5.     When we would rather make money than give money.
6.     When our Christianity is joyless and passionless.
7.     When we know truth in our heads that we are not practicing in our lives.
8.     When we make little effort to witness to the lost.
9.     When we have time for sports, recreation, and entertainment, but not for Bible study and prayer.
10.  When we do not tremble at the Word of God.
11.  When we seldom think thoughts of eternity.
12.  When we are more concerned about our jobs and careers than about the Kingdom of Christ and the salvation of the lost.
13.  When Christian husbands and wives are not praying together.
14.  When our children are growing up to adopt worldly values, secular philosophies and ungodly lifestyles.

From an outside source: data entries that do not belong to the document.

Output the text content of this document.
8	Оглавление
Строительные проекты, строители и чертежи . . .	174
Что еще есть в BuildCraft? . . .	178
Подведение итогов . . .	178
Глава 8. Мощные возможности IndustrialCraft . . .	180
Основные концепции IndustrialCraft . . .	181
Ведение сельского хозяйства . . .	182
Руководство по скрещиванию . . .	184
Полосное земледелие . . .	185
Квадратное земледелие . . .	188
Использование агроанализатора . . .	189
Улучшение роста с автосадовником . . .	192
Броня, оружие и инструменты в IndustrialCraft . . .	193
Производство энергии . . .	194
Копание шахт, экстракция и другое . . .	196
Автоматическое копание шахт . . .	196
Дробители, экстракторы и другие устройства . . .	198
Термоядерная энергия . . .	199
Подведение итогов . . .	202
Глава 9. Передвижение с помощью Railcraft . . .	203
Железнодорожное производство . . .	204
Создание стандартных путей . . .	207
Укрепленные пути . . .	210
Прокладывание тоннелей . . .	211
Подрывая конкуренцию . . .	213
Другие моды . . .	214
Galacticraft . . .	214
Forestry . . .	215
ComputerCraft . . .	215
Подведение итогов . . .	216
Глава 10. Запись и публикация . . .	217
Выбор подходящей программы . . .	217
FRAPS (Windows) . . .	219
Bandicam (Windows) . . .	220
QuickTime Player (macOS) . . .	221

15.  When we watch things on TV and movies that we would not show in church.
16.  When our prayers lack fervency.
17.  When our hearts are cold and our eyes are dry.
18.  When our singing is half-hearted and our worship lifeless.
19.  When we aren't seeing regular evidence of the supernatural power of God.
20.  When we are bored with worship.
21.  When we are more concerned about what others think about us than what God thinks about us.
22.  When we are making little or no difference in the secular world around us.
23.  When we are unmoved by the thought of our neighbors, business associates and acquaintances going to hell.
24.  When we have ceased to weep and mourn and grieve over our sin.
25.  When we aren't exercising faith and believing God for the impossible.
26.  When the fire has gone out in our hearts, our marriages and our church.
27.  When we are blind to the extent of our need and don't think we need revival.